How government will pay university fees under new funding model

Universities Fund chief executive Geoffrey Monari during the interview at Spice FM.

The government will this year abandon the funding of all students who score C+ plus and above in KCSE exams.

Instead, students will be required to apply to the government to request support to pay their fees.

Upon applying, students' fees will be paid through a government scholarship, a loan and direct fees paid by parents.

The model was announced by President William Ruto in May and will benefit over 140,000 students who sat the 2022 KCSE exams and scored Grade C+ and above.

Universities Fund chief executive Geoffrey Monari indicated that students from the poorest households will not pay any fees during their university stay.

Instead, they will get a scholarship and a small loan payable after they graduate.

"We have noticed when someone is vulnerable even after graduation, the level of dependency is still high among family and friends so we will provide a small loan and the bigger chunk of their fees will be paid through a scholarship," Monari said.

On the flipside, students from wealthier families will get a huge loan-repayable after graduation- the remaining fraction of their fees will be paid through scholarships and direct fees by parents.

The students will apply for funding through a newly launched website

Once they have applied, Monari said that respective universities will be able to check how much the student is entitled to in loans and scholarships and the amount they will be required to pay out of pocket.

The students will also download a letter from the funding website which they will carry during their admission.

"What we are bringing in is equity, previously we funded students based on equality. Which meant that all of them were being given a grant whether you like it or not from the Universities fund and that meant that even if your family was able to pay, the grant is equal," Monari said.

The funding model will only be used for students who sat the 2022 KCSE exams.

Under the model, students joining university will be classified depending on the level of financial support they need.

The classes are vulnerable- who come from the poorest background; then there is the extremely needy who are the second neediest in the funding classification.

The third and fourth classes are needy and less needy respectively. These two categories need little to no support in paying their fees.

The government will decide where each student falls in either of the four categories. Monari explained that four factors will determine where the student is classified.

He explained that the family economic background, that is the poverty probability index will be a factor to be considered.

"Let's say if you come from Naivasha we go back to the Kenya National Bureau of Statistics to look at how well-endowed are people from that area," he indicated.

The second factor is affirmative action, that is, people living with disability, orphans, and from marginalised areas.

The other parameter is the social democratic data, which is family size and marital status.

This includes whether the student is from a divorced family, or a single parenthood or does the student have both parents," he said.

Also, the family income and expenditure will be considered.

"If a student has siblings who are also in school more so university, it will influence where they will be classified and how much money the government will provide for their education," he expounded.

Other parameters include the school the student attended for secondary and primary education whether private or public; and if they were sponsored through their education.

"Being in a private school is just one of the parameters but it is not an eventuality to determine where you will be classified under the new funding model," Monari said.

Even so, Monari said that the government will do due diligence to verify data provided by the students to ascertain the accuracy.
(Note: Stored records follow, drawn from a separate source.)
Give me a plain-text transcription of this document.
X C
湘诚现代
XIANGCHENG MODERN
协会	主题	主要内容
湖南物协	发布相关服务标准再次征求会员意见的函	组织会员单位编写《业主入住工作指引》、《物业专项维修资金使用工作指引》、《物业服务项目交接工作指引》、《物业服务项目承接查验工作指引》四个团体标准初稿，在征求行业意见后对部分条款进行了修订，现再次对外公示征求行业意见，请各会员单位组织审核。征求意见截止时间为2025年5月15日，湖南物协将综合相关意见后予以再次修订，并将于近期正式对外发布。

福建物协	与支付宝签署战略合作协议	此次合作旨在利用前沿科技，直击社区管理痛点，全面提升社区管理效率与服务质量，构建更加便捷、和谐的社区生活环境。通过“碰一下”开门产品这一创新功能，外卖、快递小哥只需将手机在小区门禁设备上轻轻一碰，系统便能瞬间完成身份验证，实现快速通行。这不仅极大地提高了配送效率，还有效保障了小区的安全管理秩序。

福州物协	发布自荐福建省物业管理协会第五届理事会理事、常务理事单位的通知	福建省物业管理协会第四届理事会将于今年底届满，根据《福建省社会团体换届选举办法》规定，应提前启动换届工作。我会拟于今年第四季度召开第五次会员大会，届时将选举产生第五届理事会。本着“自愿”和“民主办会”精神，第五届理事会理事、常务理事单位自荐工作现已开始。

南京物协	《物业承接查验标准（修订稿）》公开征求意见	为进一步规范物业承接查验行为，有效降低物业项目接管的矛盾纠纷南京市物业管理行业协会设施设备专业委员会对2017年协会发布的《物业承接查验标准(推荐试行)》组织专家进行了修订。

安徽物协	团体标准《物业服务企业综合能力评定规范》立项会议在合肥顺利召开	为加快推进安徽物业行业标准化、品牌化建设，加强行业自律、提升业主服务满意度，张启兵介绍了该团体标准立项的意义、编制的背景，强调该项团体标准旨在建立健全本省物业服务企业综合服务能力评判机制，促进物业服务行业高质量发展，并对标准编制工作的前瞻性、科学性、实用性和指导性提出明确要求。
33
However, students will have a chance to appeal their classification should their level of need change.

"Say if a student status changes and they need more support from the government or if the student status changes and they need less assistance we have provided for an appeals process that the student can apply to," Monari said.

However, students in second, third, and subsequent years in university will not be beneficiaries of the system.

Monari said that the government will need all Members of Parliament to declare the bursary awarded to students through CDF so that they can reduce the loan burden on the student.

He noted that the government this financial year increased Sh20 billion to the Higher Education Loans Board to facilitate the funding changes.

The university funding board has been allocated Sh15.9 billion for this model.

Students who go to private universities however will only get loans but will be exempted from the scholarships.